I lay in bed staring at the ceiling while my mind turned over everything I'd seen at the clubhouse. Diesel's nervous energy was what bothered me the most. Martinez's warning echoed in my head, that the answers were with the people closest to my dad, the ones who had the most to gain from his death.
Diesel had been close to my father. He'd been one of dad's oldest friends in the club, someone who had been by his side for over a decade. He had access to the clubhouse, to the business dealings, to the kind of information that could be used as leverage against someone.
And he was clearly hiding something.
I thought about calling Jaxon, about telling him what I noticed and letting him handle it. But the clock on my nightstand read eleven forty-five and Dante's deadline was ticking away with every passing minute. We didn't have the luxury of being patient anymore.
I also thought about telling Ryder, but he was dead asleep beside me and even if I woke him he'd never let me go alone. He'd insist on coming with me, which would mean two people trying to follow someone discreetly instead of one, and the chances of being spotted would double.

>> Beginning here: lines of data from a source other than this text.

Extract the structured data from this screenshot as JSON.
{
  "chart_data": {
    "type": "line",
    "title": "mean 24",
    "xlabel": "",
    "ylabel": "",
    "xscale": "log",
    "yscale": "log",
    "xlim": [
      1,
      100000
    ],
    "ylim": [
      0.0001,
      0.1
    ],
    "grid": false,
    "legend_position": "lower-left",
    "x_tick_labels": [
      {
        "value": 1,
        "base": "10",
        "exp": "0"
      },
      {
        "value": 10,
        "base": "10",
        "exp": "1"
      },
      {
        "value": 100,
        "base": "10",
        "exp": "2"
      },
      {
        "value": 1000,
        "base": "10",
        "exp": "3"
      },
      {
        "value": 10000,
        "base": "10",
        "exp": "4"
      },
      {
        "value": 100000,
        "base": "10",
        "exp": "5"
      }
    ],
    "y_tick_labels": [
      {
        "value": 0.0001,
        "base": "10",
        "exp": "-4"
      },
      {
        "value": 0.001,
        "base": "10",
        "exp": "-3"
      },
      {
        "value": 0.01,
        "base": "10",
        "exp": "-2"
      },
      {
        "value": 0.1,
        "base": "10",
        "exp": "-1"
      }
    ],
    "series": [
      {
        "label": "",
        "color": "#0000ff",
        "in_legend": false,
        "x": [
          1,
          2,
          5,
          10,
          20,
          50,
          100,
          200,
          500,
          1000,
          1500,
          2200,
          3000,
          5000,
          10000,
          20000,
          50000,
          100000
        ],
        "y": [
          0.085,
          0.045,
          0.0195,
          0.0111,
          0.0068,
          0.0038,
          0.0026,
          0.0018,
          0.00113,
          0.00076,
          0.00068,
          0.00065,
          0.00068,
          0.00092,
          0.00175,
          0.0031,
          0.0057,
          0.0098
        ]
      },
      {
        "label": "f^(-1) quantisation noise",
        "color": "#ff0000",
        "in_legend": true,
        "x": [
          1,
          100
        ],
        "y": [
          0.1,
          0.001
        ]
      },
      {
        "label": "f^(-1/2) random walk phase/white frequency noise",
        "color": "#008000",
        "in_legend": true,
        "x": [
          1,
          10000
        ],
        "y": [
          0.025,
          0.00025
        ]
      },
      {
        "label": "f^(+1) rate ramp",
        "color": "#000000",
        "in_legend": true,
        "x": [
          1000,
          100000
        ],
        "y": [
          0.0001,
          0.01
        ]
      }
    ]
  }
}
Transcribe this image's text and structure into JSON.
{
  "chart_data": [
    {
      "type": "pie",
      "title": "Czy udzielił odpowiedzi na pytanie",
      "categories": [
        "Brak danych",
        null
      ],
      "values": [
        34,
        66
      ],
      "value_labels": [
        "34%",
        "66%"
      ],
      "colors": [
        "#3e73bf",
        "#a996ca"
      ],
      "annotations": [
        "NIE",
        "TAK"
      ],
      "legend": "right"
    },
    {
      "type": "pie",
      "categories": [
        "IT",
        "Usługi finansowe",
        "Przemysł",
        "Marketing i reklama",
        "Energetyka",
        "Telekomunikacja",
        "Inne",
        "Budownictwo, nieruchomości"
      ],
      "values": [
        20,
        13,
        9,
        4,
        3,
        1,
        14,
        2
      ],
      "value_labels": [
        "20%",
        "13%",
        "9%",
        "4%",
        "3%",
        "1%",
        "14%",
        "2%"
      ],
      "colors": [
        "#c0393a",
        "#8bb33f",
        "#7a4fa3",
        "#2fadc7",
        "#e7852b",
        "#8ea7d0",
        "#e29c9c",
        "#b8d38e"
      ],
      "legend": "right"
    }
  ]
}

I thought about the photo that had been taken of us at Martinez's clinic, the warning to stop asking questions. Someone was already watching me and following my every move. The smart thing to do would be to stay home, stay safe, and let someone else take the risk.
But smart hadn't gotten us any closer to finding my father's killer in the weeks since his death, and I was running out of time to play it safe.
I slid out of bed carefully, moving as quietly as I could so as not to wake Ryder. I grabbed my jacket from the closet, my phone, and my keys, and I crept down the stairs and out the front door into the cool night air.